The tiny sesame seed can cause an anaphylactic reaction. Legumes such as lentils, peas, soy beans, and other beans can also cause reactions. They’re related to the peanut, which is actually a legume. Real nuts such as cashews and walnuts also tend to cause problems for some adults.
In addition to peanuts, children are often allergic to wheat, milk, and eggs. Because triggers can be hidden in other foods, read labels carefully. By law, the eight most common allergenic foods — milk, eggs, fish, shellfish, tree nuts, peanuts, soy, and wheat — and ingredients made from them such as lecithin (soy) and whey (milk) should be listed.
Venom from honeybees, yellow jackets, wasps, and hornets can cause anaphylaxis. If you have had a reaction to a sting or suspect an allergy, see an allergist about allergy shots. Allergy shots can be effective at preventing anaphylaxis from insect stings. Avoid wearing perfume or cologne and bright colors. They can attract stinging bugs.
Crawling, biting insects like ants and ticks can cause severe allergic reactions just like flying, stinging bugs. Fire ants can inject their venom over and over. Watch out for ant nests to avoid the painful bites of these bugs. Wearing closed-toed shoes, pants, and long sleeves outside may also help you avoid bug bites.
Penicillin and other antibiotics are common causes of drug-related anaphylaxis. Chemotherapy drugs, imaging dyes, and muscle relaxants used in anesthesia can also cause problems. To prevent medication-related anaphylaxis, your doctor may suggest allergy shots or prescribe different medications.
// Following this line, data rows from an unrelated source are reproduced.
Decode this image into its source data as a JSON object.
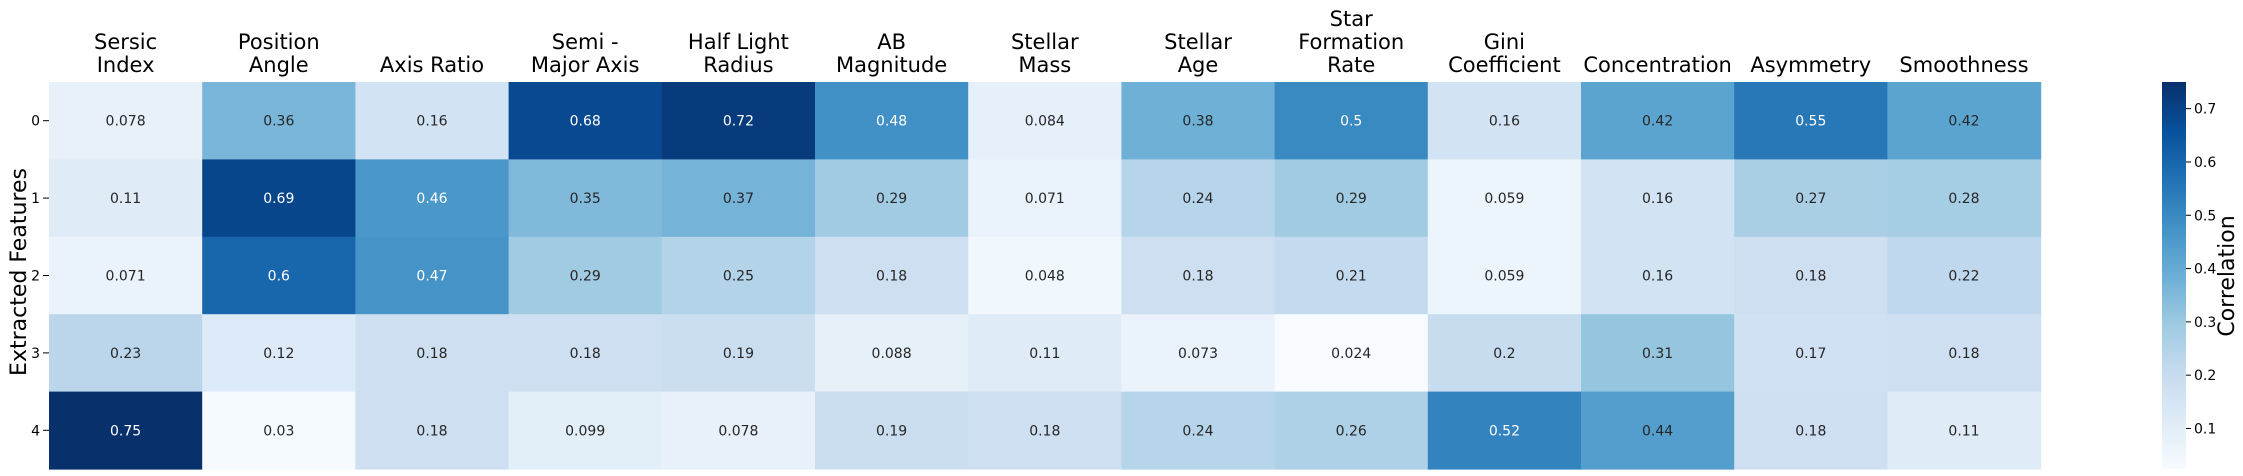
{
  "chart_data": {
    "type": "heatmap",
    "title": "",
    "xlabel": "",
    "ylabel": "Extracted Features",
    "columns": [
      [
        "Sersic",
        "Index"
      ],
      [
        "Position",
        "Angle"
      ],
      [
        "Axis Ratio"
      ],
      [
        "Semi -",
        "Major Axis"
      ],
      [
        "Half Light",
        "Radius"
      ],
      [
        "AB",
        "Magnitude"
      ],
      [
        "Stellar",
        "Mass"
      ],
      [
        "Stellar",
        "Age"
      ],
      [
        "Star",
        "Formation",
        "Rate"
      ],
      [
        "Gini",
        "Coefficient"
      ],
      [
        "Concentration"
      ],
      [
        "Asymmetry"
      ],
      [
        "Smoothness"
      ]
    ],
    "rows": [
      "0",
      "1",
      "2",
      "3",
      "4"
    ],
    "values": [
      [
        0.078,
        0.36,
        0.16,
        0.68,
        0.72,
        0.48,
        0.084,
        0.38,
        0.5,
        0.16,
        0.42,
        0.55,
        0.42
      ],
      [
        0.11,
        0.69,
        0.46,
        0.35,
        0.37,
        0.29,
        0.071,
        0.24,
        0.29,
        0.059,
        0.16,
        0.27,
        0.28
      ],
      [
        0.071,
        0.6,
        0.47,
        0.29,
        0.25,
        0.18,
        0.048,
        0.18,
        0.21,
        0.059,
        0.16,
        0.18,
        0.22
      ],
      [
        0.23,
        0.12,
        0.18,
        0.18,
        0.19,
        0.088,
        0.11,
        0.073,
        0.024,
        0.2,
        0.31,
        0.17,
        0.18
      ],
      [
        0.75,
        0.03,
        0.18,
        0.099,
        0.078,
        0.19,
        0.18,
        0.24,
        0.26,
        0.52,
        0.44,
        0.18,
        0.11
      ]
    ],
    "colormap": "Blues",
    "colormap_stops": [
      "#f7fbff",
      "#deebf7",
      "#c6dbef",
      "#9ecae1",
      "#6baed6",
      "#4292c6",
      "#2171b5",
      "#08519c",
      "#08306b"
    ],
    "vmin": 0.024,
    "vmax": 0.75,
    "colorbar": {
      "label": "Correlation",
      "ticks": [
        "0.1",
        "0.2",
        "0.3",
        "0.4",
        "0.5",
        "0.6",
        "0.7"
      ]
    }
  }
}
Latex-related anaphylaxis is rare. People who’ve had many surgeries and health care workers tend to be most at risk. Triggers can include gloves, IV tubes, syringes, and other items made with natural rubber latex. Even non-medical items like balloons, elastic, and condoms can cause reactions. Look for non-latex, synthetic choices.
Even medications you can buy over the counter can trigger anaphylaxis in some people. Aspirin, ibuprofen, and anti-inflammatory drugs (NSAIDs) are some that may cause severe allergic reactions.
Get medical help right away at the first sign of anaphylaxis. Watch for trouble breathing, low blood pressure, and change in consciousness. Other symptoms include:
- Chest pain or tightness, and trouble swallowing;
- Hives, swelling, a tingling feeling, itchiness, or a skin rash;
- Nausea, vomiting, dizziness, diarrhea, and stomach cramps.
Epinephrine can prevent or reverse anaphylaxis symptoms. If you’ve been prescribed epinephrine injectors, carry two doses with you and practice using them. If you think you’re having an anaphylactic reaction, immediately inject epinephrine. Then call 911, even if you feel better.
Having asthma and a food allergy can put you at risk for anaphylaxis. So can a previous severe allergic reaction. To cut the chance of a deadly reaction, control asthma. In adults, controlling heart disease and COPD can help lessen the severity of complications from anaphylaxis. Concerns? Talk with your doctor.
If you have an allergy, medical alert jewelry gives important medical information to doctors and others in case you have a severe reaction. The MedicAlert Foundation offers a 24-hour emergency response service and family notification. ID can come in the form of bracelets, dog tags, sports bands, watches, and more.
Don’t just worry about a reaction. Be prepared. See an allergist for a diagnosis, emergency treatment plan, and information on avoiding triggers. Keep your epinephrine supply current and find out if any medications you take can interfere with it. Talk to your family, coworkers, and friends about warning signs and treatment. If the time comes, you’ll all be ready.